Klarifikasi ini diterbitkan setelah nama Giorgio ramai diperbincangkan warganet di media sosial. Perbincangan itu termasuk perbandingan latar belakang bisnisnya dengan mantan suami Sarwendah, Ruben Onsu.
Pihak manajemen GLI langsung mengeluarkan bantahan tertulis demi meluruskan informasi keliru. Langkah ini diambil untuk mencegah timbulnya kesalahpahaman di tengah masyarakat luas.

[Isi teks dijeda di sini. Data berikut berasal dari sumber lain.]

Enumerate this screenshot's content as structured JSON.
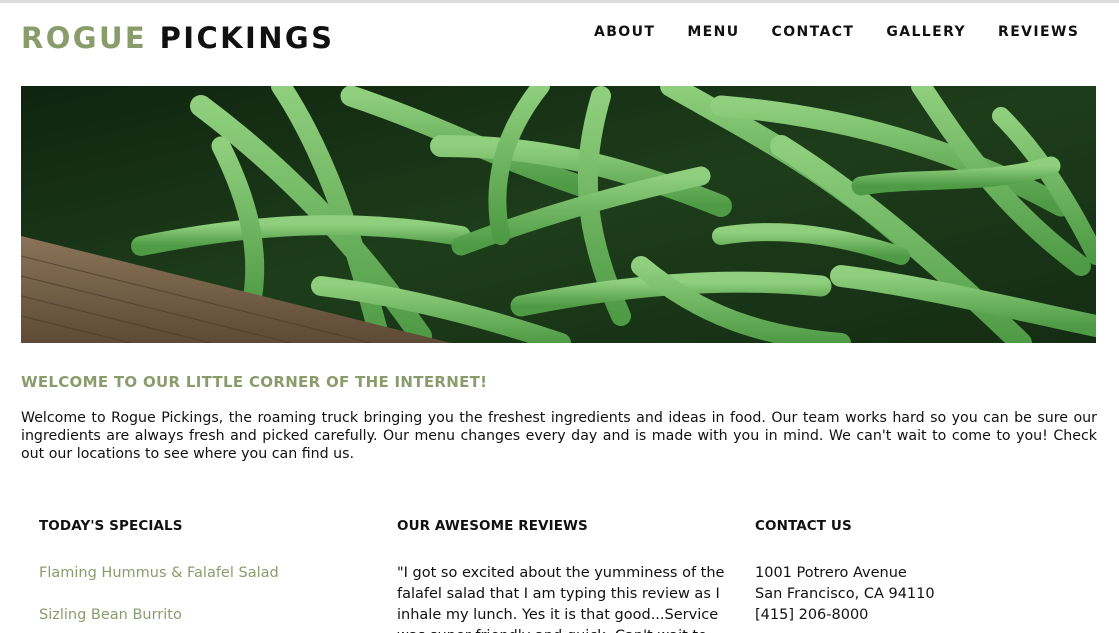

“Menanggapi berita yang beredar di media sosial berkenaan dengan terdapat berita hoax Saudara Giorgio Antonio Chandra adalah CEO/Pemilik PT Global Loyalty Indonesia (GLI), kami menginformasikan bahwa hal tersebut tidak benar,” tulis pihak perusahaan.
Penegasan tersebut dilanjutkan dengan rincian mengenai status hukum serta posisi Giorgio. Pihak perusahaan menyatakan bahwa Giorgio sama sekali tidak tercatat dalam dokumen internal korporasi.

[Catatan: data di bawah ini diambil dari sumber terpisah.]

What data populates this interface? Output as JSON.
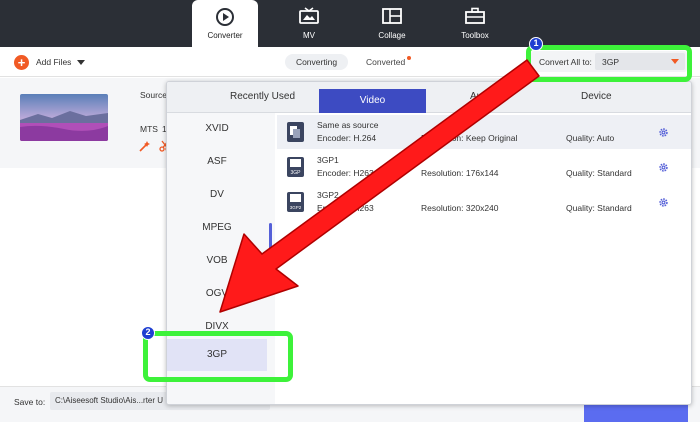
{
  "nav": {
    "tabs": [
      {
        "label": "Converter",
        "icon": "converter-icon",
        "active": true
      },
      {
        "label": "MV",
        "icon": "tv-icon"
      },
      {
        "label": "Collage",
        "icon": "collage-icon"
      },
      {
        "label": "Toolbox",
        "icon": "toolbox-icon"
      }
    ]
  },
  "toolbar": {
    "add_files": "Add Files",
    "converting": "Converting",
    "converted": "Converted"
  },
  "convert_all": {
    "label": "Convert All to:",
    "value": "3GP"
  },
  "file": {
    "source_label": "Source",
    "format": "MTS",
    "extra": "1"
  },
  "panel": {
    "tabs": [
      "Recently Used",
      "Video",
      "Audio",
      "Device"
    ],
    "active_tab": "Video",
    "formats": [
      "XVID",
      "ASF",
      "DV",
      "MPEG",
      "VOB",
      "OGV",
      "DIVX",
      "3GP"
    ],
    "selected_format": "3GP",
    "presets": [
      {
        "name": "Same as source",
        "encoder": "Encoder: H.264",
        "resolution": "Resolution: Keep Original",
        "quality": "Quality: Auto"
      },
      {
        "name": "3GP1",
        "encoder": "Encoder: H263",
        "resolution": "Resolution: 176x144",
        "quality": "Quality: Standard"
      },
      {
        "name": "3GP2",
        "encoder": "Encoder: H263",
        "resolution": "Resolution: 320x240",
        "quality": "Quality: Standard"
      }
    ]
  },
  "bottom": {
    "save_label": "Save to:",
    "save_path": "C:\\Aiseesoft Studio\\Ais...rter U"
  },
  "annotations": {
    "badge1": "1",
    "badge2": "2",
    "highlight_color": "#3df23a",
    "arrow_color": "#ff1a1a"
  }
}
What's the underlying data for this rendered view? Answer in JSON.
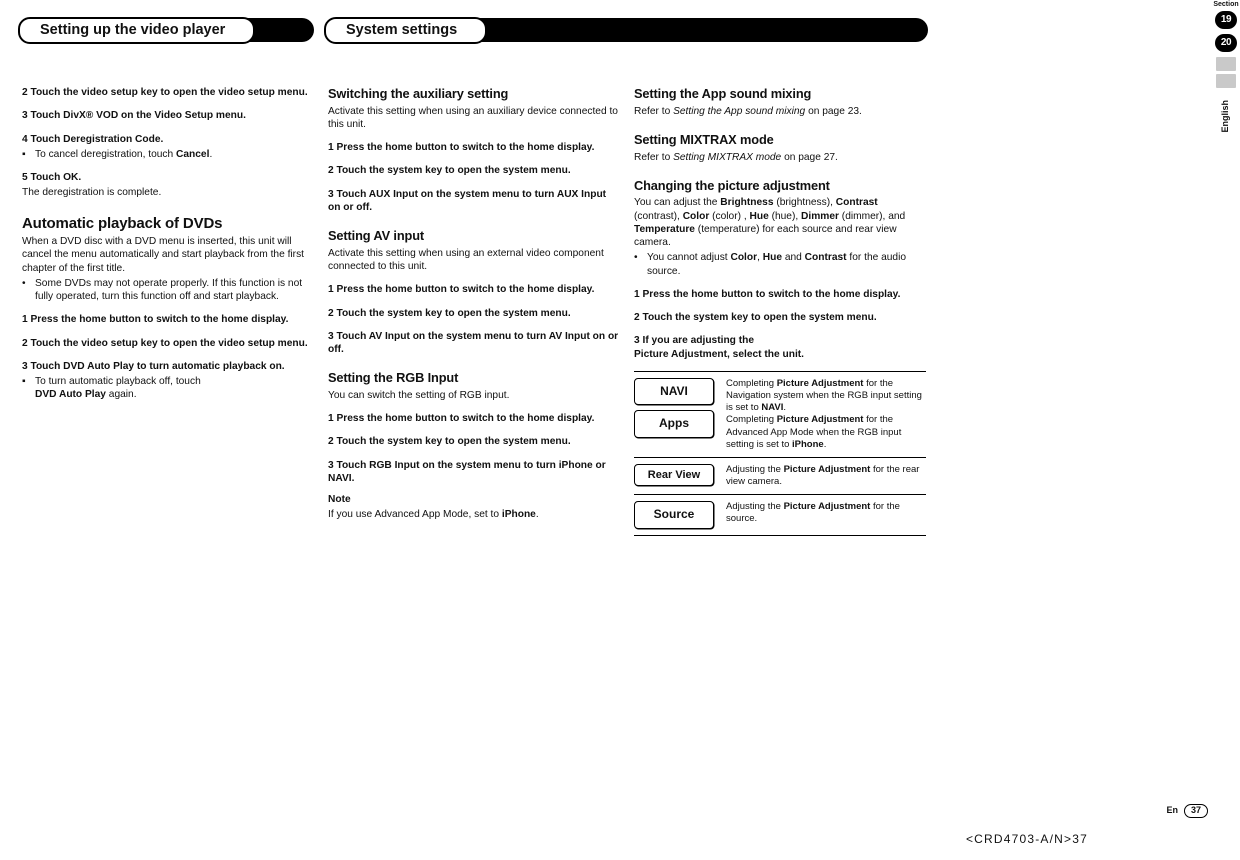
{
  "header1": "Setting up the video player",
  "header2": "System settings",
  "margin": {
    "section": "Section",
    "b1": "19",
    "b2": "20",
    "lang": "English"
  },
  "c1": {
    "s2": "2    Touch the video setup key to open the video setup menu.",
    "s3": "3    Touch DivX® VOD on the Video Setup menu.",
    "s4": "4    Touch Deregistration Code.",
    "s4b": "To cancel deregistration, touch ",
    "s4b_b": "Cancel",
    "s5": "5    Touch OK.",
    "s5p": "The deregistration is complete.",
    "h_auto": "Automatic playback of DVDs",
    "auto_p": "When a DVD disc with a DVD menu is inserted, this unit will cancel the menu automatically and start playback from the first chapter of the first title.",
    "auto_b": "Some DVDs may not operate properly. If this function is not fully operated, turn this function off and start playback.",
    "a1": "1    Press the home button to switch to the home display.",
    "a2": "2    Touch the video setup key to open the video setup menu.",
    "a3": "3    Touch DVD Auto Play to turn automatic playback on.",
    "a3b": "To turn automatic playback off, touch",
    "a3b2": "DVD Auto Play",
    "a3b3": " again."
  },
  "c2": {
    "h_aux": "Switching the auxiliary setting",
    "aux_p": "Activate this setting when using an auxiliary device connected to this unit.",
    "x1": "1    Press the home button to switch to the home display.",
    "x2": "2    Touch the system key to open the system menu.",
    "x3": "3    Touch AUX Input on the system menu to turn AUX Input on or off.",
    "h_av": "Setting AV input",
    "av_p": "Activate this setting when using an external video component connected to this unit.",
    "v1": "1    Press the home button to switch to the home display.",
    "v2": "2    Touch the system key to open the system menu.",
    "v3": "3    Touch AV Input on the system menu to turn AV Input on or off.",
    "h_rgb": "Setting the RGB Input",
    "rgb_p": "You can switch the setting of RGB input.",
    "r1": "1    Press the home button to switch to the home display.",
    "r2": "2    Touch the system key to open the system menu.",
    "r3": "3    Touch RGB Input on the system menu to turn iPhone or NAVI.",
    "note_l": "Note",
    "note_p1": "If you use Advanced App Mode, set to ",
    "note_b": "iPhone"
  },
  "c3": {
    "h_app": "Setting the App sound mixing",
    "app_p1": "Refer to ",
    "app_i": "Setting the App sound mixing",
    "app_p2": " on page 23.",
    "h_mix": "Setting MIXTRAX mode",
    "mix_p1": "Refer to ",
    "mix_i": "Setting MIXTRAX mode",
    "mix_p2": " on page 27.",
    "h_pic": "Changing the picture adjustment",
    "pic_p_1": "You can adjust the ",
    "pic_bri": "Brightness",
    "pic_p_2": " (brightness), ",
    "pic_con": "Contrast",
    "pic_p_3": " (contrast), ",
    "pic_col": "Color",
    "pic_p_4": " (color) , ",
    "pic_hue": "Hue",
    "pic_p_5": " (hue), ",
    "pic_dim": "Dimmer",
    "pic_p_6": " (dimmer), and ",
    "pic_tmp": "Temperature",
    "pic_p_7": " (temperature) for each source and rear view camera.",
    "pic_b1a": "You cannot adjust ",
    "pic_b1b": "Color",
    "pic_b1c": ", ",
    "pic_b1d": "Hue",
    "pic_b1e": " and ",
    "pic_b1f": "Contrast",
    "pic_b1g": " for the audio source.",
    "p1": "1    Press the home button to switch to the home display.",
    "p2": "2    Touch the system key to open the system menu.",
    "p3a": "3    If you are adjusting the",
    "p3b": "Picture Adjustment, select the unit.",
    "tbl": {
      "navi": "NAVI",
      "apps": "Apps",
      "r1a": "Completing ",
      "r1b": "Picture Adjustment",
      "r1c": " for the Navigation system when the RGB input setting is set to ",
      "r1d": "NAVI",
      "r1e": ".",
      "r1f": "Completing ",
      "r1g": "Picture Adjustment",
      "r1h": " for the Advanced App Mode when the RGB input setting is set to ",
      "r1i": "iPhone",
      "r1j": ".",
      "rear": "Rear View",
      "r2a": "Adjusting the ",
      "r2b": "Picture Adjustment",
      "r2c": " for the rear view camera.",
      "src": "Source",
      "r3a": "Adjusting the ",
      "r3b": "Picture Adjustment",
      "r3c": " for the source."
    }
  },
  "footer": {
    "en": "En",
    "page": "37",
    "docid": "<CRD4703-A/N>37"
  }
}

“Saudara Giorgio Antonio Chandra tidak memiliki hubungan struktural maupun kepemilikan saham di GLI,” lanjut pernyataan resmi tersebut.
Manajemen GLI menambahkan bahwa dokumentasi video atau foto Giorgio di area kantor yang tersebar di platform digital diambil pada tahun lalu.
Saat itu, yang bersangkutan datang hanya sebagai tamu undangan acara perusahaan.
PT Global Loyalty Indonesia menegaskan bahwa Giorgio Antonio Chandra bukan CEO maupun pemilik perusahaan. Penegasan ini menyusul narasi hoax yang beredar di masyarakat.